Un passo fondamentale è stato compiuto nel percorso di valorizzazione e tutela di un’eccellenza enologica italiana, o meglio piemontese: il Vermouth di Torino ha finalmente ottenuto il riconoscimento dell’Indicazione geografica (Ig). Con il decreto 1826 del 22 marzo 2017, infatti, il ministero delle Politiche agricole alimentari e forestali ha approvato il disciplinare di produzione che protegge la specificità di questa specialità e che lo distingue dalla più ampia categoria di vermouth. Decreto ora è stato inviato a Bruxelles per l’ufficializzazione europea dell’Ig.
«Un traguardo storico che sottolinea la connotazione italiana di questo prodotto e, soprattutto, ne riconosce la tradizione e la storicità della produzione indissolubilmente legata alla città di Torino - commenta Roberto Bava, amministratore delegato di Giulio Cocchi, una delle aziende che ha dato un importante contributo ai lavori per la definizione del disciplinare -. Si può dire che con il riconoscimento dell’indicazione geografica Vermouth di Torino / Vermut di Torino il vermouth torna nella sua casa».
Il decreto definisce il Vermouth di Torino “il vino aromatizzato ottenuto in Piemonte a partire da uno o più prodotti vitivinicoli italiani, aggiunto di alcol, aromatizzato prioritariamente da Artemisia unitamente ad altre erbe, spezie” e ne fissa tutti i requisiti: dalla zona di produzione, che comprende l’intero territorio piemotese, alle caratteristiche sensoriali (colore, che va da bianco a giallo paglierino fino al rosso, odore e sapore), titolo alcolometrico (tra il 16 e il 22% in volume), i principi aromatici, materie prime e le varie denominazioni (extra Secco o Extra Dry per quelli con tenore di zuccheri inferiore a 30 g per litro, Secco o Dry per quelli con meno di 50 g per litro, Dolce per prodotti il cui tenore è pari o supera i 130 g per litro).
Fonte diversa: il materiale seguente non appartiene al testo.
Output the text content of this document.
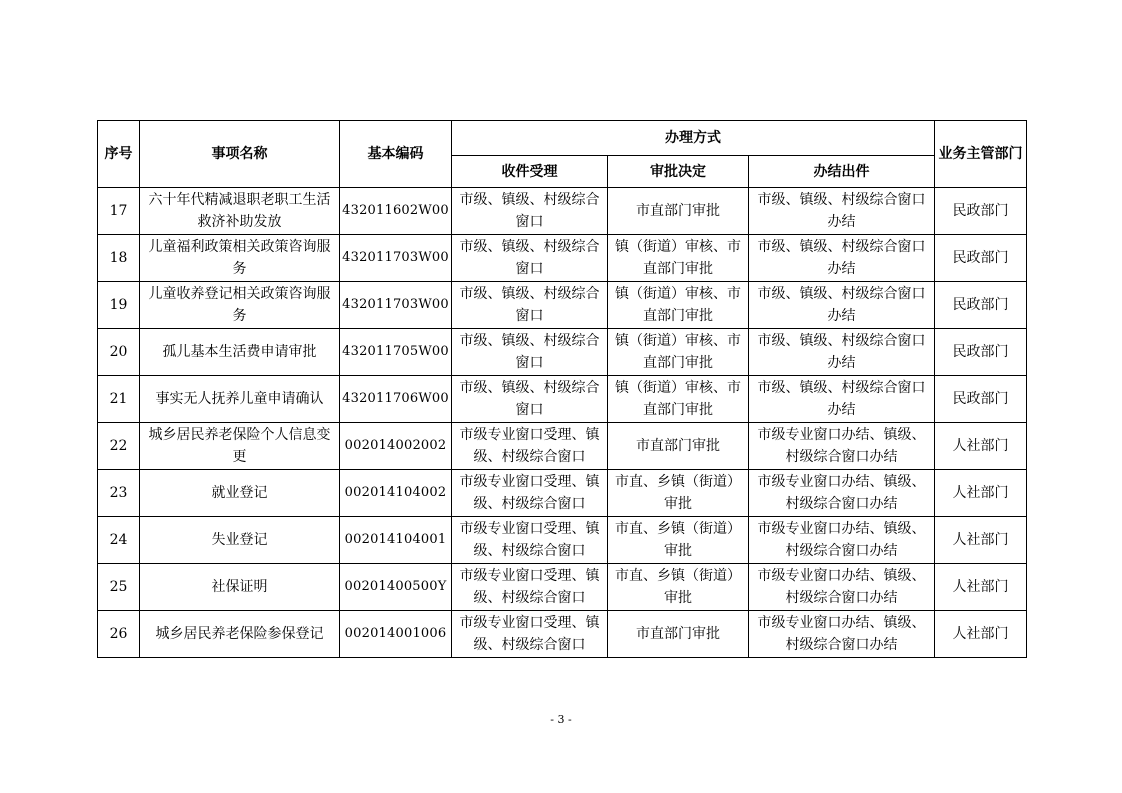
序号	事项名称	基本编码	办理方式			业务主管部门
			收件受理	审批决定	办结出件	
17	六十年代精减退职老职工生活救济补助发放	432011602W00	市级、镇级、村级综合窗口	市直部门审批	市级、镇级、村级综合窗口办结	民政部门
18	儿童福利政策相关政策咨询服务	432011703W00	市级、镇级、村级综合窗口	镇（街道）审核、市直部门审批	市级、镇级、村级综合窗口办结	民政部门
19	儿童收养登记相关政策咨询服务	432011703W00	市级、镇级、村级综合窗口	镇（街道）审核、市直部门审批	市级、镇级、村级综合窗口办结	民政部门
20	孤儿基本生活费申请审批	432011705W00	市级、镇级、村级综合窗口	镇（街道）审核、市直部门审批	市级、镇级、村级综合窗口办结	民政部门
21	事实无人抚养儿童申请确认	432011706W00	市级、镇级、村级综合窗口	镇（街道）审核、市直部门审批	市级、镇级、村级综合窗口办结	民政部门
22	城乡居民养老保险个人信息变更	002014002002	市级专业窗口受理、镇级、村级综合窗口	市直部门审批	市级专业窗口办结、镇级、村级综合窗口办结	人社部门
23	就业登记	002014104002	市级专业窗口受理、镇级、村级综合窗口	市直、乡镇（街道）审批	市级专业窗口办结、镇级、村级综合窗口办结	人社部门
24	失业登记	002014104001	市级专业窗口受理、镇级、村级综合窗口	市直、乡镇（街道）审批	市级专业窗口办结、镇级、村级综合窗口办结	人社部门
25	社保证明	00201400500Y	市级专业窗口受理、镇级、村级综合窗口	市直、乡镇（街道）审批	市级专业窗口办结、镇级、村级综合窗口办结	人社部门
26	城乡居民养老保险参保登记	002014001006	市级专业窗口受理、镇级、村级综合窗口	市直部门审批	市级专业窗口办结、镇级、村级综合窗口办结	人社部门
- 3 -
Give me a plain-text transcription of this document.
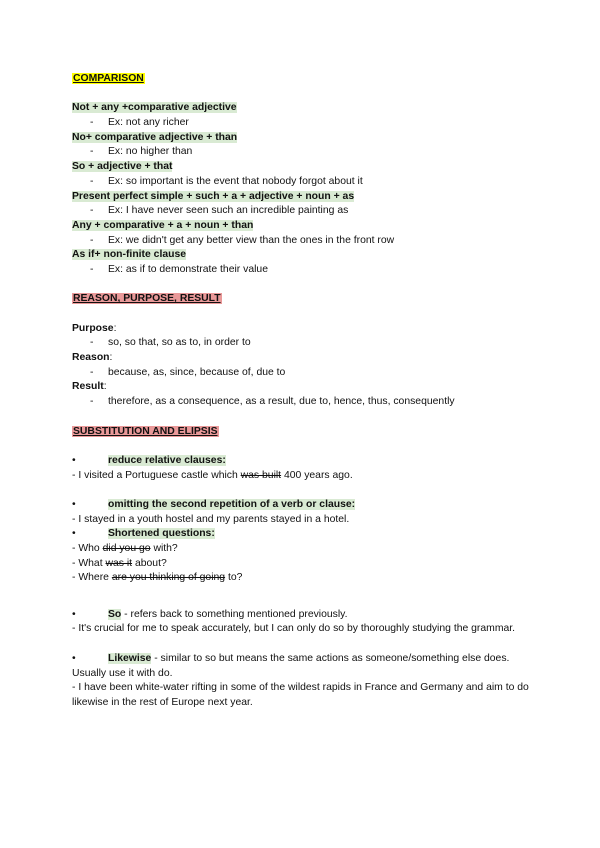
COMPARISON
Not + any +comparative adjective
- Ex: not any richer
No+ comparative adjective + than
- Ex: no higher than
So + adjective + that
- Ex: so important is the event that nobody forgot about it
Present perfect simple + such + a + adjective + noun + as
- Ex: I have never seen such an incredible painting as
Any + comparative + a + noun + than
- Ex: we didn't get any better view than the ones in the front row
As if+ non-finite clause
- Ex: as if to demonstrate their value
REASON, PURPOSE, RESULT
Purpose:
- so, so that, so as to, in order to
Reason:
- because, as, since, because of, due to
Result:
- therefore, as a consequence, as a result, due to, hence, thus, consequently
SUBSTITUTION AND ELIPSIS
•	reduce relative clauses:
- I visited a Portuguese castle which was built 400 years ago.
•	omitting the second repetition of a verb or clause:
- I stayed in a youth hostel and my parents stayed in a hotel.
•	Shortened questions:
- Who did you go with?
- What was it about?
- Where are you thinking of going to?
•	So - refers back to something mentioned previously.
- It's crucial for me to speak accurately, but I can only do so by thoroughly studying the grammar.
•	Likewise - similar to so but means the same actions as someone/something else does. Usually use it with do.
- I have been white-water rifting in some of the wildest rapids in France and Germany and aim to do likewise in the rest of Europe next year.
Il disciplinare prevede anche la tipologia Vermouth Superiore per il prodotto con un titolo alcolometrico non inferiore a 17% vol, composto per almeno il 50% di vini prodotti in Piemontee aromatizzato, anche se non esclusivamente, con erbe diverse dall'assenzio coltivate o raccolte in Piemonte.
Protagoniste del percorso che ha portato alla definizione del disciplinare, tema sul quale i lettori troveranno un ampio approfondimento sul numero di maggio di Bargiornale, sono state le aziende e i marchi che rappresentano la stragrande maggioranza della produzione di questa denominazione: Berto, Bordiga, Del Professore, Carlo Alberto, Carpano, Chazalettes, Cinzano, Drapò, Gancia, La Canellese, Martini & Rossi, Mulassano, Sperone, Torino Distillati, Tosti.
«Un percorso lungo, che ha avuto una forte accelerazione nel corso dell’ultimo anno, grazie anche alla collaborazione tra i produttori che hanno lavorato con una coralità di intenti decisiva per arrivare al traguardo», spiega Bava.
Frutto di questa collaborazione è anche la nascita dell’Istituto del Vermouth di Torino, un’associazione, con sede nel capoluogo piemomtese, fondata dalle aziende che hanno condiviso tutto questo percorso con lo scopo di valorizzare, promuovere ed elevare la qualità del Vermouth di Torino e la sua diffusione sui mercati. «L’associazione permetterà di coordinare le azioni dei produttori, nel lungo lavoro che ci attende, ponendosi anche come referente con il mondo delle istituzioni e continuando a lavorare con le associazioni di categoria e l’assessorato all’Agricoltura della Regione Piemonte», spiega Bava.
I fondatori hanno nominati soci onorari dell’Istituto Piero Miravalle, memoria storica del Vermouth, lo studioso Pierstefano Berta e Fulvio Piccinino, barman e grande esperto del Vermouth a riconoscimento del contributo dato dalle loro esperienze e professionalità in questo campo.